DOMENICA V T.O. ANNO B
Nell’Antico Testamento, Giobbe rappresenta il testo più alto sul mistero del male e il mistero di Dio. Allo stesso tempo ci mostra come nella sua grandissima tribolazione Giobbe non smette di dialogare con Dio. Non si arrende ad una spiegazione facilona come fanno i suoi amici, lui sa che nel suo patire si cela un mistero e per questo chiede ragioni a Dio e gli ricorda che la vita umana è un soffio (ricorrerà questo tema nel salterio). Certamente siamo davanti ad un grandissimo mistero, il mistero del male non voluto ma tollerato da Dio.
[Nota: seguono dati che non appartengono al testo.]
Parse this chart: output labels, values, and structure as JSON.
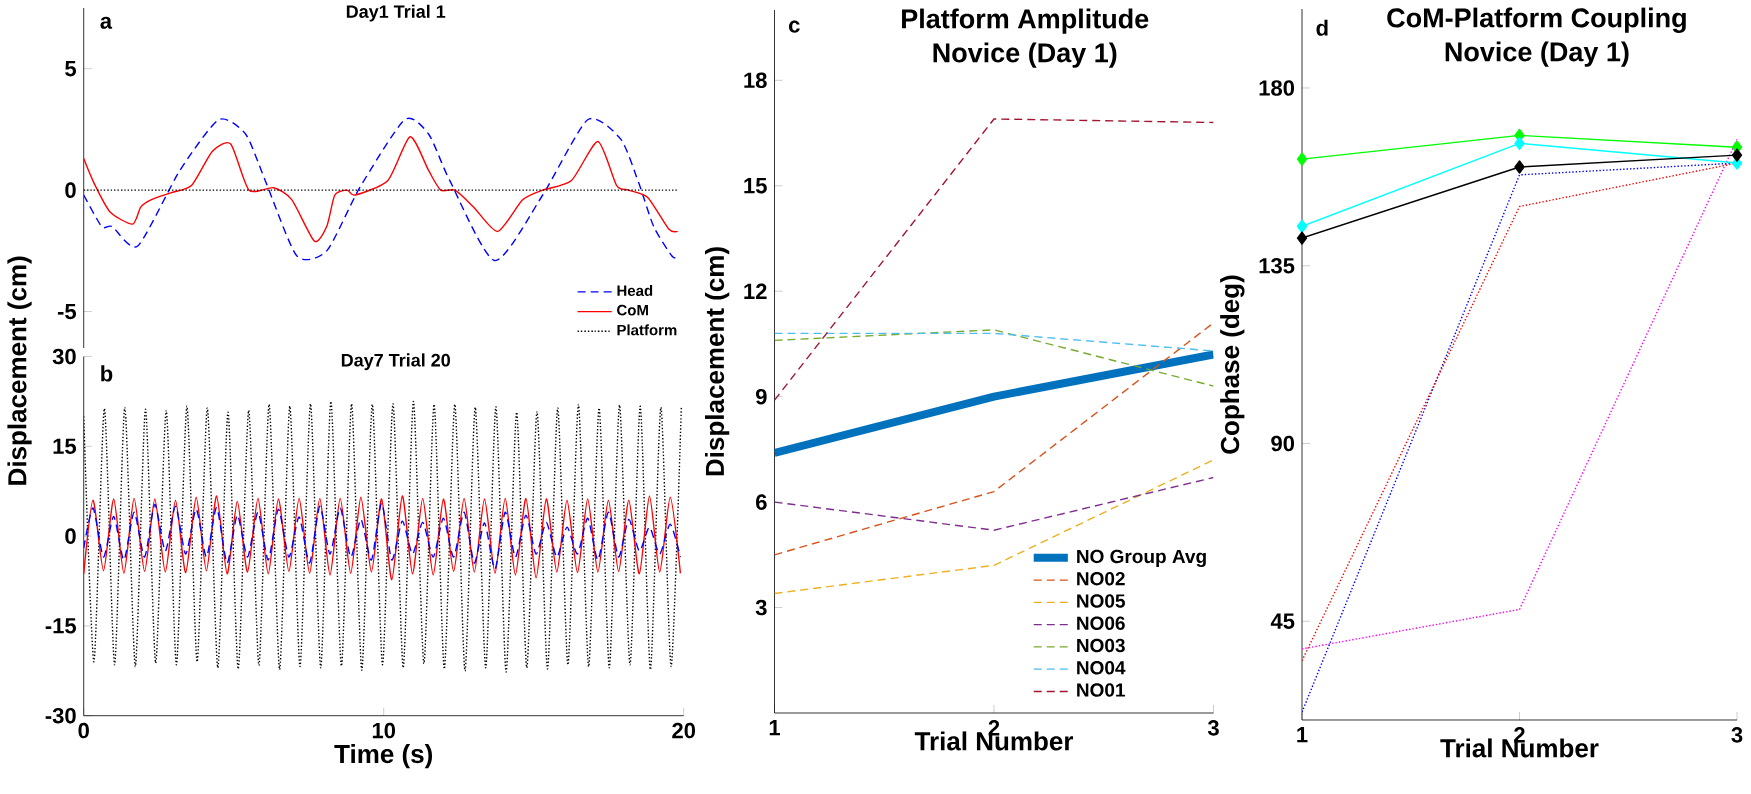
{
  "chart_data": [
    {
      "type": "line",
      "title": "Day1 Trial 1",
      "annotations": [
        "a"
      ],
      "xlim": [
        0,
        20
      ],
      "ylim": [
        -6.5,
        7.5
      ],
      "yticks": [
        -5,
        0,
        5
      ],
      "tick_labels": "y",
      "legend": "bottom right",
      "series": [
        {
          "name": "Head",
          "color": "#0000ff",
          "line_style": "dashed",
          "x": [
            0,
            0.6,
            0.95,
            1.8,
            3.2,
            4.5,
            5.4,
            6.05,
            7.1,
            8.1,
            9.2,
            10.7,
            11.5,
            12.2,
            13.7,
            15.3,
            16.8,
            17.9,
            18.5,
            19.0,
            19.6,
            19.8
          ],
          "values": [
            -0.2,
            -1.5,
            -1.5,
            -2.3,
            0.8,
            2.9,
            2.3,
            0.4,
            -2.7,
            -2.5,
            0.1,
            2.9,
            2.3,
            0.4,
            -2.9,
            -0.2,
            2.9,
            2.1,
            0.3,
            -1.5,
            -2.7,
            -2.8
          ]
        },
        {
          "name": "CoM",
          "color": "#ff0000",
          "line_style": "solid",
          "x": [
            0,
            0.34,
            0.88,
            1.63,
            1.9,
            2.24,
            2.93,
            3.6,
            4.29,
            4.9,
            5.51,
            6.33,
            6.94,
            7.69,
            8.1,
            8.37,
            8.78,
            9.05,
            10.14,
            10.88,
            11.5,
            11.9,
            12.38,
            13.0,
            13.8,
            14.63,
            15.3,
            16.26,
            17.14,
            17.76,
            18.16,
            18.8,
            19.5,
            19.8
          ],
          "values": [
            1.3,
            0.3,
            -0.9,
            -1.4,
            -0.7,
            -0.4,
            -0.1,
            0.2,
            1.6,
            1.9,
            0,
            0.1,
            -0.4,
            -2.1,
            -1.5,
            -0.2,
            0,
            -0.2,
            0.4,
            2.2,
            0.8,
            0,
            0,
            -0.7,
            -1.7,
            -0.4,
            0,
            0.4,
            2.0,
            0.2,
            0,
            -0.3,
            -1.6,
            -1.7
          ]
        },
        {
          "name": "Platform",
          "color": "#000000",
          "line_style": "dotted",
          "x": [
            0,
            19.8
          ],
          "values": [
            0,
            0
          ]
        }
      ]
    },
    {
      "type": "line",
      "title": "Day7 Trial 20",
      "xlabel": "Time (s)",
      "ylabel": "Displacement (cm)",
      "annotations": [
        "b"
      ],
      "xlim": [
        0,
        20
      ],
      "xticks": [
        0,
        10,
        20
      ],
      "ylim": [
        -30,
        30
      ],
      "yticks": [
        -30,
        -15,
        0,
        15,
        30
      ],
      "series": [
        {
          "color": "#000000",
          "line_style": "dotted",
          "x": [
            0,
            0.34,
            0.69,
            1.03,
            1.37,
            1.72,
            2.06,
            2.4,
            2.75,
            3.09,
            3.44,
            3.78,
            4.12,
            4.47,
            4.81,
            5.15,
            5.5,
            5.84,
            6.18,
            6.53,
            6.87,
            7.21,
            7.56,
            7.9,
            8.24,
            8.59,
            8.93,
            9.27,
            9.62,
            9.96,
            10.31,
            10.65,
            10.99,
            11.34,
            11.68,
            12.02,
            12.37,
            12.71,
            13.05,
            13.4,
            13.74,
            14.08,
            14.43,
            14.77,
            15.11,
            15.46,
            15.8,
            16.14,
            16.49,
            16.83,
            17.18,
            17.52,
            17.86,
            18.21,
            18.55,
            18.89,
            19.24,
            19.58,
            19.92
          ],
          "values": [
            20.0,
            -21.0,
            21.3,
            -21.5,
            21.5,
            -21.8,
            21.2,
            -21.2,
            21.0,
            -21.5,
            21.7,
            -21.0,
            21.4,
            -22.0,
            20.7,
            -22.2,
            21.0,
            -21.6,
            22.0,
            -22.3,
            21.7,
            -21.8,
            22.1,
            -22.0,
            22.5,
            -21.7,
            22.1,
            -22.4,
            22.0,
            -21.5,
            22.1,
            -22.0,
            22.5,
            -21.3,
            22.0,
            -22.2,
            22.0,
            -22.5,
            21.5,
            -22.0,
            21.6,
            -22.7,
            20.7,
            -22.0,
            20.8,
            -22.2,
            21.4,
            -21.5,
            22.0,
            -21.8,
            21.4,
            -22.0,
            21.9,
            -21.5,
            21.7,
            -22.3,
            21.5,
            -21.8,
            21.5
          ]
        },
        {
          "color": "#ff0000",
          "line_style": "solid",
          "x": [
            0,
            0.31,
            0.66,
            1.0,
            1.34,
            1.68,
            2.03,
            2.37,
            2.72,
            3.06,
            3.4,
            3.75,
            4.09,
            4.43,
            4.78,
            5.12,
            5.46,
            5.81,
            6.15,
            6.49,
            6.84,
            7.18,
            7.53,
            7.87,
            8.21,
            8.55,
            8.9,
            9.24,
            9.59,
            9.93,
            10.27,
            10.62,
            10.96,
            11.3,
            11.65,
            11.99,
            12.33,
            12.68,
            13.02,
            13.36,
            13.71,
            14.05,
            14.39,
            14.74,
            15.08,
            15.42,
            15.77,
            16.11,
            16.46,
            16.8,
            17.14,
            17.49,
            17.83,
            18.17,
            18.52,
            18.86,
            19.2,
            19.55,
            19.89
          ],
          "values": [
            -6.3,
            6.0,
            -5.8,
            6.2,
            -6.2,
            6.3,
            -5.9,
            6.2,
            -6.0,
            6.0,
            -6.1,
            6.5,
            -5.8,
            6.7,
            -6.3,
            5.8,
            -6.0,
            6.3,
            -6.3,
            6.2,
            -5.9,
            6.3,
            -6.2,
            6.3,
            -6.5,
            6.3,
            -6.2,
            6.5,
            -6.0,
            6.2,
            -7.3,
            6.7,
            -6.3,
            6.3,
            -6.5,
            6.2,
            -5.9,
            6.3,
            -6.0,
            6.2,
            -6.2,
            6.3,
            -6.5,
            6.3,
            -7.0,
            6.2,
            -6.0,
            6.0,
            -6.1,
            6.2,
            -6.0,
            6.0,
            -5.9,
            6.0,
            -6.3,
            6.7,
            -6.0,
            6.5,
            -6.2
          ]
        },
        {
          "color": "#0000ff",
          "line_style": "dashed",
          "x": [
            0,
            0.31,
            0.66,
            1.0,
            1.34,
            1.68,
            2.03,
            2.37,
            2.72,
            3.06,
            3.4,
            3.75,
            4.09,
            4.43,
            4.78,
            5.12,
            5.46,
            5.81,
            6.15,
            6.49,
            6.84,
            7.18,
            7.53,
            7.87,
            8.21,
            8.55,
            8.9,
            9.24,
            9.59,
            9.93,
            10.27,
            10.62,
            10.96,
            11.3,
            11.65,
            11.99,
            12.33,
            12.68,
            13.02,
            13.36,
            13.71,
            14.05,
            14.39,
            14.74,
            15.08,
            15.42,
            15.77,
            16.11,
            16.46,
            16.8,
            17.14,
            17.49,
            17.83,
            18.17,
            18.52,
            18.86,
            19.2,
            19.55,
            19.89
          ],
          "values": [
            -2.0,
            4.7,
            -3.5,
            3.3,
            -4.0,
            4.0,
            -3.5,
            5.3,
            -2.5,
            5.0,
            -3.0,
            4.5,
            -3.5,
            4.8,
            -4.5,
            3.5,
            -3.5,
            4.0,
            -4.0,
            4.5,
            -3.5,
            3.2,
            -4.5,
            5.0,
            -3.0,
            4.7,
            -3.5,
            2.8,
            -4.0,
            5.5,
            -4.0,
            2.5,
            -3.0,
            2.3,
            -3.5,
            3.0,
            -3.5,
            4.0,
            -4.5,
            2.2,
            -5.5,
            4.0,
            -3.5,
            3.5,
            -3.0,
            2.3,
            -3.5,
            1.5,
            -3.0,
            3.0,
            -4.0,
            4.0,
            -3.5,
            2.8,
            -2.5,
            1.5,
            -3.0,
            2.0,
            -3.5
          ]
        }
      ]
    },
    {
      "type": "line",
      "title": "Platform Amplitude",
      "subtitle": "Novice (Day 1)",
      "xlabel": "Trial Number",
      "ylabel": "Displacement (cm)",
      "annotations": [
        "c"
      ],
      "categories": [
        "1",
        "2",
        "3"
      ],
      "ylim": [
        0,
        20
      ],
      "yticks": [
        3,
        6,
        9,
        12,
        15,
        18
      ],
      "legend": "bottom right",
      "series": [
        {
          "name": "NO Group Avg",
          "color": "#0072bd",
          "line_style": "solid",
          "values": [
            7.4,
            9.0,
            10.2
          ]
        },
        {
          "name": "NO02",
          "color": "#d95319",
          "line_style": "dashed",
          "values": [
            4.5,
            6.3,
            11.1
          ]
        },
        {
          "name": "NO05",
          "color": "#edb120",
          "line_style": "dashed",
          "values": [
            3.4,
            4.2,
            7.2
          ]
        },
        {
          "name": "NO06",
          "color": "#7e2f8e",
          "line_style": "dashed",
          "values": [
            6.0,
            5.2,
            6.7
          ]
        },
        {
          "name": "NO03",
          "color": "#77ac30",
          "line_style": "dashed",
          "values": [
            10.6,
            10.9,
            9.3
          ]
        },
        {
          "name": "NO04",
          "color": "#4dbeee",
          "line_style": "dashed",
          "values": [
            10.8,
            10.8,
            10.3
          ]
        },
        {
          "name": "NO01",
          "color": "#a2142f",
          "line_style": "dashed",
          "values": [
            8.9,
            16.9,
            16.8
          ]
        }
      ]
    },
    {
      "type": "line",
      "title": "CoM-Platform Coupling",
      "subtitle": "Novice (Day 1)",
      "xlabel": "Trial Number",
      "ylabel": "Cophase (deg)",
      "annotations": [
        "d"
      ],
      "categories": [
        "1",
        "2",
        "3"
      ],
      "ylim": [
        20,
        200
      ],
      "yticks": [
        45,
        90,
        135,
        180
      ],
      "series": [
        {
          "color": "#0000ff",
          "line_style": "dotted",
          "marker": "none",
          "values": [
            22,
            158,
            161
          ]
        },
        {
          "color": "#ff0000",
          "line_style": "dotted",
          "marker": "none",
          "values": [
            35,
            150,
            161
          ]
        },
        {
          "color": "#ff00ff",
          "line_style": "dotted",
          "marker": "none",
          "values": [
            38,
            48,
            167
          ]
        },
        {
          "color": "#00ff00",
          "line_style": "solid",
          "marker": "diamond",
          "values": [
            162,
            168,
            165
          ]
        },
        {
          "color": "#00ffff",
          "line_style": "solid",
          "marker": "diamond",
          "values": [
            145,
            166,
            161
          ]
        },
        {
          "color": "#000000",
          "line_style": "solid",
          "marker": "diamond",
          "values": [
            142,
            160,
            163
          ]
        }
      ]
    }
  ]
}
Il mistero dell’iniquità. Allora, come si risolve la disequazione tra la perfezione di Dio Onnipotente, la sua misericordia e la sofferenza degli innocenti? Com’è possibile unire queste tre fatti? Quest’apparente paradosso aveva angosciato per tanti anni la filosofa ebrea Simone Weil. Finalmente, Simone capì che quella disequazione aveva solo soluzione in Cristo. Lo capì quando per la prima volta nella sua vita, essendo di fronte al tabernacolo alla Basilica di San Francesco ad Assisi, sentì una forza che la spingeva a inginocchiarsi in gesto adorante.
Contemplare Cristo non è soltanto ricevere la risposta all’enigma della sofferenza ma anche ricevere guarigione e pace. Gesù è l’Innocente sopra ogni innocente e condivide la sofferenza di ogni uomo, diventando pane perché dalla nostra povera fede possiamo raggiungerlo. Gesù si è fatto Pane di Vita per noi, per nutrirci e rimanere con noi tutti i giorni.